Industry News

San Diego group hails ‘unprecedented’ support for MLS stadium plans

A group seeking to build a Major League Soccer stadium in San Diego has collected enough signatures to either force the US city’s council to approve the project or put the matter to a public vote.

The project has been dubbed SoccerCity. The group is seeking to transform the land on which Qualcomm Stadium, former home of NFL American football franchise the Chargers, currently sits.

Qualcomm Stadium (pictured) is currently without a major league tenant after it was announced in January that the Chargers would be moving to Los Angeles.

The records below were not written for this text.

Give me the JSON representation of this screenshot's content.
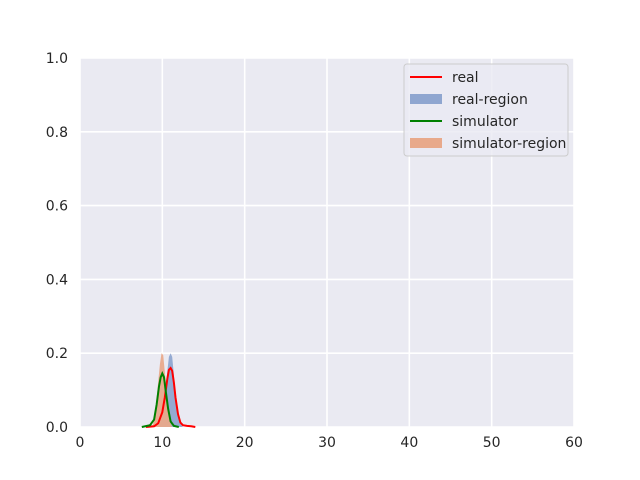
{
  "chart_data": {
    "type": "line",
    "title": "",
    "xlabel": "",
    "ylabel": "",
    "xlim": [
      0,
      60
    ],
    "ylim": [
      0,
      1.0
    ],
    "xticks": [
      0,
      10,
      20,
      30,
      40,
      50,
      60
    ],
    "yticks": [
      0.0,
      0.2,
      0.4,
      0.6,
      0.8,
      1.0
    ],
    "xtick_labels": [
      "0",
      "10",
      "20",
      "30",
      "40",
      "50",
      "60"
    ],
    "ytick_labels": [
      "0.0",
      "0.2",
      "0.4",
      "0.6",
      "0.8",
      "1.0"
    ],
    "grid": true,
    "background": "#eaeaf2",
    "legend_position": "top-right",
    "series": [
      {
        "name": "real",
        "kind": "line",
        "color": "#ff0000",
        "x": [
          8.0,
          9.0,
          9.5,
          10.0,
          10.3,
          10.6,
          10.8,
          11.0,
          11.2,
          11.4,
          11.6,
          11.9,
          12.2,
          12.5,
          13.0,
          13.5,
          14.0
        ],
        "y": [
          0.0,
          0.002,
          0.01,
          0.04,
          0.08,
          0.13,
          0.155,
          0.16,
          0.152,
          0.12,
          0.08,
          0.035,
          0.012,
          0.005,
          0.003,
          0.002,
          0.0
        ]
      },
      {
        "name": "real-region",
        "kind": "area",
        "color": "#8fa6d0",
        "x": [
          9.5,
          10.0,
          10.3,
          10.6,
          10.8,
          11.0,
          11.2,
          11.4,
          11.6,
          11.9,
          12.2,
          12.5
        ],
        "y": [
          0.0,
          0.03,
          0.08,
          0.15,
          0.19,
          0.2,
          0.19,
          0.14,
          0.08,
          0.03,
          0.008,
          0.0
        ]
      },
      {
        "name": "simulator",
        "kind": "line",
        "color": "#008000",
        "x": [
          7.5,
          8.5,
          9.0,
          9.3,
          9.6,
          9.8,
          10.0,
          10.2,
          10.4,
          10.7,
          11.0,
          11.4,
          12.0
        ],
        "y": [
          0.0,
          0.005,
          0.02,
          0.06,
          0.11,
          0.135,
          0.145,
          0.135,
          0.1,
          0.05,
          0.015,
          0.003,
          0.0
        ]
      },
      {
        "name": "simulator-region",
        "kind": "area",
        "color": "#e8a98b",
        "x": [
          8.8,
          9.1,
          9.4,
          9.7,
          9.9,
          10.1,
          10.3,
          10.6,
          10.9,
          11.2
        ],
        "y": [
          0.0,
          0.03,
          0.1,
          0.17,
          0.2,
          0.195,
          0.15,
          0.07,
          0.015,
          0.0
        ]
      }
    ]
  },
  "legend": {
    "items": [
      {
        "label": "real",
        "swatch": "line",
        "color": "#ff0000"
      },
      {
        "label": "real-region",
        "swatch": "patch",
        "color": "#8fa6d0"
      },
      {
        "label": "simulator",
        "swatch": "line",
        "color": "#008000"
      },
      {
        "label": "simulator-region",
        "swatch": "patch",
        "color": "#e8a98b"
      }
    ]
  }
}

Under the SoccerCity proposal, a $200m (£160.1m/€186.3m) MLS-specific stadium would be built on the current stadium site, and serve as the hub of a wide-ranging $1bn development complex.

The proposal, which was first unveiled in late January, has already gathered over 100,000 signatures. As the San Diego Union-Tribune newspaper reports, the figure far surpasses the 71,646 needed under San Diego law for initiatives to be considered.

“Gathering 108,000 signatures in 12 days is unprecedented in the city of San Diego and, as best we can tell, it is unprecedented in the state of California,” Nick Stone, a spokesman for FS Investors, whose founder, Mike Stone, is leading the project, said, according to the Union-Tribune.

“We thought this would take months. The outpouring of support for this initiative means we’re done in under two weeks.”

The plans also include the option to build another NFL stadium in the immediate vicinity, should the league opt to return to San Diego in the future.

Two new franchises joined MLS at the start of the current season in the shape of Minnesota United and Atlanta United.

Los Angeles FC will become the league’s 23rd team in 2018, while plans for a Miami-based franchise, led by David Beckham, are being discussed.

The league is aiming to add two more teams by the 2020 season, with a further two clubs to join at a later date, taking the total number of franchises to 28.

MLS confirmed in December that San Diego was one of 10 markets to have expressed an interest in securing an expansion franchise, along with Charlotte, Cincinnati, Detroit, Nashville, Raleigh/Durham, Sacramento, St. Louis, San Antonio and Tampa/St. Petersburg.